Il sindacato agrigentino denuncia che dal sito della Protezione Civile Nazionale “ricaviamo l’informazione che i Comuni dotati di piano di emergenza rischio sismico della provincia di Agrigento sono solo 10 e cioè Alessandria della Rocca, Campobello di Licata, Canicattì, Licata, Lucca Sicula, San Biagio Platani, Santo Stefano Quisquina, Sciacca, Siculiana e Villafranca Sicula. Il terribile terremoto che ha colpito il “cuore” dell’Italia crediamo ponga ad ognuno di noi, specie in una provincia come la nostra che ha conosciuto il terremoto del Belìce, alcune domande sul grado di preparazione del nostro territorio ad affrontare emergenze simili”.
La Cgil evidenzia come il territorio della provincia sia indicato con il grado di sismicità 2. La zona sismica 2 significa area con pericolosità sismica media dove possono verificarsi terremoti abbastanza forti. Nello specifico, sui 43 Comuni della provincia, 3 sono inquadrati nel rischio sismico 1 e cioè i territori di Menfi, Montevago e Santa Margherita Belice, già colpiti pesantemente dal terremoto del 15 gennaio 1968; 27 in quello 2 ed i rimanenti in quello 4, il più basso.

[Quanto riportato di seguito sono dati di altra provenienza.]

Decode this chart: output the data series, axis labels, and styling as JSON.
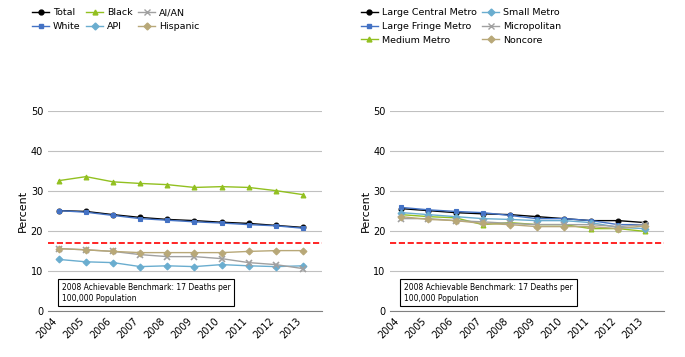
{
  "years": [
    2004,
    2005,
    2006,
    2007,
    2008,
    2009,
    2010,
    2011,
    2012,
    2013
  ],
  "left_chart": {
    "series": {
      "Total": [
        25.0,
        24.8,
        24.0,
        23.3,
        22.8,
        22.5,
        22.1,
        21.8,
        21.3,
        20.8
      ],
      "White": [
        25.0,
        24.6,
        23.8,
        23.0,
        22.6,
        22.2,
        21.9,
        21.5,
        21.2,
        20.6
      ],
      "Black": [
        32.5,
        33.5,
        32.2,
        31.8,
        31.5,
        30.8,
        31.0,
        30.8,
        30.0,
        29.0
      ],
      "API": [
        12.8,
        12.2,
        12.0,
        11.0,
        11.2,
        11.0,
        11.5,
        11.2,
        11.0,
        11.2
      ],
      "AI/AN": [
        15.5,
        15.2,
        14.8,
        14.0,
        13.5,
        13.5,
        13.0,
        12.0,
        11.5,
        10.5
      ],
      "Hispanic": [
        15.5,
        15.2,
        14.8,
        14.5,
        14.5,
        14.5,
        14.5,
        14.8,
        15.0,
        15.0
      ]
    },
    "colors": {
      "Total": "#000000",
      "White": "#4472C4",
      "Black": "#92C020",
      "API": "#4472C4",
      "AI/AN": "#A0A0A0",
      "Hispanic": "#B8A878"
    },
    "markers": {
      "Total": "o",
      "White": "s",
      "Black": "^",
      "API": "D",
      "AI/AN": "x",
      "Hispanic": "D"
    },
    "marker_colors": {
      "Total": "#000000",
      "White": "#4472C4",
      "Black": "#92C020",
      "API": "#6AADCF",
      "AI/AN": "#A0A0A0",
      "Hispanic": "#B8A878"
    },
    "line_colors": {
      "Total": "#000000",
      "White": "#4472C4",
      "Black": "#92C020",
      "API": "#6AADCF",
      "AI/AN": "#A0A0A0",
      "Hispanic": "#B8A878"
    },
    "benchmark": 17,
    "benchmark_label": "2008 Achievable Benchmark: 17 Deaths per\n100,000 Population"
  },
  "right_chart": {
    "series": {
      "Large Central Metro": [
        25.5,
        25.0,
        24.5,
        24.2,
        24.0,
        23.5,
        23.0,
        22.5,
        22.5,
        22.0
      ],
      "Large Fringe Metro": [
        25.8,
        25.2,
        24.8,
        24.5,
        23.8,
        23.0,
        23.0,
        22.5,
        21.5,
        21.5
      ],
      "Medium Metro": [
        24.0,
        23.5,
        23.2,
        21.5,
        22.0,
        21.5,
        21.5,
        20.5,
        20.5,
        19.8
      ],
      "Small Metro": [
        24.5,
        24.0,
        23.5,
        23.0,
        22.8,
        22.5,
        22.5,
        22.0,
        20.8,
        20.5
      ],
      "Micropolitan": [
        23.0,
        23.0,
        22.5,
        22.2,
        21.8,
        21.5,
        21.5,
        21.5,
        21.0,
        21.5
      ],
      "Noncore": [
        23.5,
        22.8,
        22.5,
        21.8,
        21.5,
        21.0,
        21.0,
        21.0,
        20.5,
        21.2
      ]
    },
    "line_colors": {
      "Large Central Metro": "#000000",
      "Large Fringe Metro": "#4472C4",
      "Medium Metro": "#92C020",
      "Small Metro": "#6AADCF",
      "Micropolitan": "#A0A0A0",
      "Noncore": "#B8A878"
    },
    "markers": {
      "Large Central Metro": "o",
      "Large Fringe Metro": "s",
      "Medium Metro": "^",
      "Small Metro": "D",
      "Micropolitan": "x",
      "Noncore": "D"
    },
    "benchmark": 17,
    "benchmark_label": "2008 Achievable Benchmark: 17 Deaths per\n100,000 Population"
  },
  "ylim": [
    0,
    50
  ],
  "yticks": [
    0,
    10,
    20,
    30,
    40,
    50
  ],
  "ylabel": "Percent",
  "background_color": "#ffffff",
  "grid_color": "#c0c0c0"
}
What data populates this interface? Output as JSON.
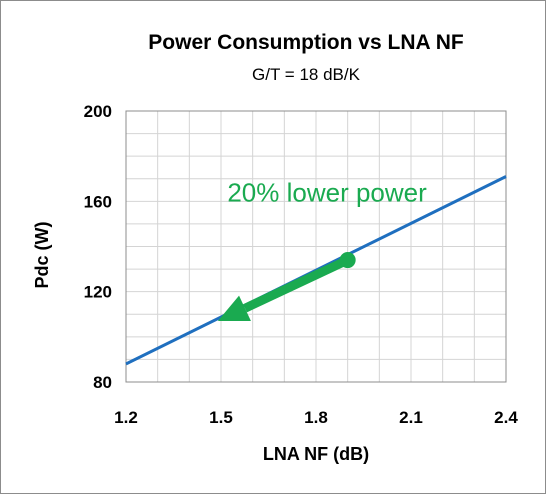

Massimo Raso sostiene come sia utile ed urgente verificare lo stato complessivo delle misure di protezione civile predisposte dai singoli Comuni e che esiste il fondo per la prevenzione del rischio sismico previsto dall’articolo 11 della legge n. 77 del 24 giugno 2009 per la ricostruzione in Abruzzo, il quale prevede che siano finanziati interventi per la prevenzione del rischio sismico su tutto il territorio nazionale, grazie ad un fondo istituito nello stato di previsione del Ministero dell’economia e delle finanze. La Cgil ritiene come sia possibile attivarsi per l’utilizzazione di tali misure, per mettere in sicurezza quegli edifici pubblici (scuole, ospedali, uffici pubblici) costruiti prima delle normative antisismiche e auspica come la “messa in sicurezza” del territorio, oltre a costituire la necessaria premessa per salvare le vite umane negli eventi calamitosi, possa davvero rappresentare una frontiera importante dell’impegno della pubblica amministrazione ed anche una occasione di lavoro per le tante professionalità presenti nel territorio.